O secretário chefe da Casa Civil, José Adolpho Vieira representou governador Pedro Taques na Audiência Pública que foi presidida pelo senador Wellington Fagundes. A audiência contou com a participação de integrantes da comissão mista do Congresso Nacional e da Comissão Especial, criada no âmbito da Câmara Federal para estudar as propostas de alteração da Lei Kandir, além de representantes da Associação Mato-grossense dos Municípios (AMM), Tribunal de Contas do Estado (TCE), deputados estaduais e vereadores dos municípios mato-grossenses.

 

As discussões referentes aos prejuízos financeiros causados pela lei federal ao Estado e aos municípios fazem parte da 1ª Marcha de Cuiabá – Prefeitos e Vereadores em Defesa dos Municípios Mato Grossense promovida pela AMM e União das Câmaras Municipais de Mato Grosso (UCMMAT).

 

Ao lado do secretário de Fazenda, José Adolpho destacou a importância de uma compensação próximo da realidade de Mato Grosso. “A perda do Estado com a Lei Kandir é de aproximadamente R$ 6 bilhões e o governo federal repassa somente R$ 400 milhões para Mato Grosso”, concluiu o secretário chefe da Casa Civil. 

 

Regulamentação

 

Em novembro de 2016 uma decisão do Supremo Tribunal Federal (STF) determinou que o Congresso Nacional, por meio de lei complementar, regulamente os repasses de recursos da União provenientes das desonerações das exportações, previstas pela Lei Kandir.
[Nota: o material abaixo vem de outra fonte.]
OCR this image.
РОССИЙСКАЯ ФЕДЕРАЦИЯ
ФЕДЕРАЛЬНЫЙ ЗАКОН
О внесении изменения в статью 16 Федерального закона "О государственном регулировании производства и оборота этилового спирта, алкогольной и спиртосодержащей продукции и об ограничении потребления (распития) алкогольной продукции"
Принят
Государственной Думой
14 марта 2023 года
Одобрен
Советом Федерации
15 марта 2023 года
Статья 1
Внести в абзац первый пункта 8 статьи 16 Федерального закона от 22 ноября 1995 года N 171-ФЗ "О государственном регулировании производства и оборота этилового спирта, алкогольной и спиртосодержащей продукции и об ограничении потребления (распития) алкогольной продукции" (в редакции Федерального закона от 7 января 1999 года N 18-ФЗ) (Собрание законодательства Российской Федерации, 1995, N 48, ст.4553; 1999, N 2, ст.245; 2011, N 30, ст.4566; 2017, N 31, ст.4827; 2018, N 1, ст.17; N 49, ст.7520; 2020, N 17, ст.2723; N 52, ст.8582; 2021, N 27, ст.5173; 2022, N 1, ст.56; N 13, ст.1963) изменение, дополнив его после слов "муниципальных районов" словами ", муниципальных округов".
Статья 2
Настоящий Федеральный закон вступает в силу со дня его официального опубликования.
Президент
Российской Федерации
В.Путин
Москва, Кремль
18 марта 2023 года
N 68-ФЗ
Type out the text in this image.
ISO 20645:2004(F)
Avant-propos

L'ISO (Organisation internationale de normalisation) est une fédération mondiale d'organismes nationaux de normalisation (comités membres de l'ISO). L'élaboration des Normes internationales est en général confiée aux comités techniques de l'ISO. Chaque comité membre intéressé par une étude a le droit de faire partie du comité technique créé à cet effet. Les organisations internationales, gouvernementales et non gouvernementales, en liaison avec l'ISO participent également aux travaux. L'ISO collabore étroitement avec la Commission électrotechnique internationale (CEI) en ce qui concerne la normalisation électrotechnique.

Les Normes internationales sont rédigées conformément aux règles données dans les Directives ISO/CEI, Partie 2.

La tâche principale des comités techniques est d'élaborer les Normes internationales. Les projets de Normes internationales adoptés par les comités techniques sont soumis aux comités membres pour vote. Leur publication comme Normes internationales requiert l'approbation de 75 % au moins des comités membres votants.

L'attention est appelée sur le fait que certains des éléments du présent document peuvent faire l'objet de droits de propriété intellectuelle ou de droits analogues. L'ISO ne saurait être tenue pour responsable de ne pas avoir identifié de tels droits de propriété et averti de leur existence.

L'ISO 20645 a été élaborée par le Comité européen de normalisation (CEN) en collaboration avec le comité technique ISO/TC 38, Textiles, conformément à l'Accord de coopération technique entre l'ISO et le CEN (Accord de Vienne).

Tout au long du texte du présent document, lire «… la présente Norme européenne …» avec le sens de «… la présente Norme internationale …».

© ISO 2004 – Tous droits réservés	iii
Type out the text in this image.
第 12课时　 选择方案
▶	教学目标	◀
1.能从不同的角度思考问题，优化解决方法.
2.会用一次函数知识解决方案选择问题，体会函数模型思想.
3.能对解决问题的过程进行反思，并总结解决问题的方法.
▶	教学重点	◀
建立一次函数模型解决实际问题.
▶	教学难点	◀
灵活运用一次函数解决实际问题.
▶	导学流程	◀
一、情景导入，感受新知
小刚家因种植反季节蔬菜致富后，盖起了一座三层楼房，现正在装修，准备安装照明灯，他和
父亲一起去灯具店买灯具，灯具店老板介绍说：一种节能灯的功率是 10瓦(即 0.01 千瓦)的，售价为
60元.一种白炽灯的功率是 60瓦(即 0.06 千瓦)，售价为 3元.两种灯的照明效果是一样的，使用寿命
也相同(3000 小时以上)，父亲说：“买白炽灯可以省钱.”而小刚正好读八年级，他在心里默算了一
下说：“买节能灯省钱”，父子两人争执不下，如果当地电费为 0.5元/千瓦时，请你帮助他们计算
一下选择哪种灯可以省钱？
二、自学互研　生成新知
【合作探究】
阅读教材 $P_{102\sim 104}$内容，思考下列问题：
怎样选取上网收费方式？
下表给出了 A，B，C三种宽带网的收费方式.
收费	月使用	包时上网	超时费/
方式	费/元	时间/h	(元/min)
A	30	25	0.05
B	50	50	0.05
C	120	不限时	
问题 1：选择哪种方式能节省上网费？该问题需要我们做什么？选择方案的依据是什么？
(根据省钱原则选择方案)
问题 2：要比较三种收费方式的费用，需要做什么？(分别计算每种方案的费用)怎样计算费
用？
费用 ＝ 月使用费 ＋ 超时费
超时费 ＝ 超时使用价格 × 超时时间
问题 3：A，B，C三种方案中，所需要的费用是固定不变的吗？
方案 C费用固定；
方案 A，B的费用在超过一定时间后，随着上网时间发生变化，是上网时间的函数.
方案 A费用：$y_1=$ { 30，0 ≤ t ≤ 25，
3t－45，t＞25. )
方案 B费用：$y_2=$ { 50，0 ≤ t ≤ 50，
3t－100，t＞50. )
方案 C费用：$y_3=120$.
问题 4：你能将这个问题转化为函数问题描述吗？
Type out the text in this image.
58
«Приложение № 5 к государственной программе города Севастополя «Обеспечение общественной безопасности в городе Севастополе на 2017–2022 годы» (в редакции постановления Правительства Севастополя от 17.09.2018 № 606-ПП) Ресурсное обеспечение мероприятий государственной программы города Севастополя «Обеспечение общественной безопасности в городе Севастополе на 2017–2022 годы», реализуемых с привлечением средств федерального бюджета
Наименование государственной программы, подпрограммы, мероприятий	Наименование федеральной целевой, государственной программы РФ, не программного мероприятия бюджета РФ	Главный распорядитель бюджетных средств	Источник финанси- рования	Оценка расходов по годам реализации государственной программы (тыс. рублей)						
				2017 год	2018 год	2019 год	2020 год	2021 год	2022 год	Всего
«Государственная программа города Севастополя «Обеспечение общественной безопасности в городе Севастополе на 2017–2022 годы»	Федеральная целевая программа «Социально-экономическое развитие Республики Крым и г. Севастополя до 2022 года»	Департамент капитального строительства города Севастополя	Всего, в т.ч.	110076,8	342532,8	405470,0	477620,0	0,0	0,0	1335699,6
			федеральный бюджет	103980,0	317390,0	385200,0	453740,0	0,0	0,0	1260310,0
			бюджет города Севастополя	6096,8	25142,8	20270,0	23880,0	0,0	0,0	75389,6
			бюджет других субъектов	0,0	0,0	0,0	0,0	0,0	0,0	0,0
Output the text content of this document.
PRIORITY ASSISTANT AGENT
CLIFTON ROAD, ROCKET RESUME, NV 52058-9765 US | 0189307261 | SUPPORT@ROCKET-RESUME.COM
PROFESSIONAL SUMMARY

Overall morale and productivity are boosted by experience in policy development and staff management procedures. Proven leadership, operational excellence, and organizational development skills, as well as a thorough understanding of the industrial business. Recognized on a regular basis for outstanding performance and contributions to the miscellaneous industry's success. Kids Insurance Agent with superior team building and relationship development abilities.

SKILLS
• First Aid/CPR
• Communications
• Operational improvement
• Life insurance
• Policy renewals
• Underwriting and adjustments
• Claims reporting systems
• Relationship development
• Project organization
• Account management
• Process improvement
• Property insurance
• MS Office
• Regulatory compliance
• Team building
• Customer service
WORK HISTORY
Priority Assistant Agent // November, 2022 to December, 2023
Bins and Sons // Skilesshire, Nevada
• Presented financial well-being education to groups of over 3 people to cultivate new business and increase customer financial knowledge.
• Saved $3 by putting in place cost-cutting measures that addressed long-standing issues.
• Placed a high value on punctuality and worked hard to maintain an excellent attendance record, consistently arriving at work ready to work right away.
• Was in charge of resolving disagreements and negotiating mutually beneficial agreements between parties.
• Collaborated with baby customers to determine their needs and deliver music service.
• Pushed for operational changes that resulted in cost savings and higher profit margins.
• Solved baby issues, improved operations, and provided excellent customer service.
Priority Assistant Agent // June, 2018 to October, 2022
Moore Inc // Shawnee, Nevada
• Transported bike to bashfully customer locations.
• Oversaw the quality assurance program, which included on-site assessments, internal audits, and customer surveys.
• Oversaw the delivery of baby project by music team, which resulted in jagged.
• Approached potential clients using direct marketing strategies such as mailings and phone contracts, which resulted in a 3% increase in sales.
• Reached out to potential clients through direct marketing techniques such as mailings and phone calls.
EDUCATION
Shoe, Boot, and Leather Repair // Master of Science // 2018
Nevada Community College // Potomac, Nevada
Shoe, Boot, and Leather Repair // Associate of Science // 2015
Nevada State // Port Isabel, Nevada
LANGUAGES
A Corte julgou procedente a Ação Direta de Inconstitucionalidade por Omissão (ADO) nº 25 do Estado do Pará, na qual Mato Grosso e mais 14 Estados aderiram.

 

Pela decisão, o Congresso Nacional tem até 30 de novembro deste ano para editar a lei complementar para fixar critérios, prazos e as formas com serão feitas as compensações aos Estados e ao Distrito Federal.  Se ao final do prazo a determinação não for cumprida, o Tribunal de Contas da União é quem vai definir as regras.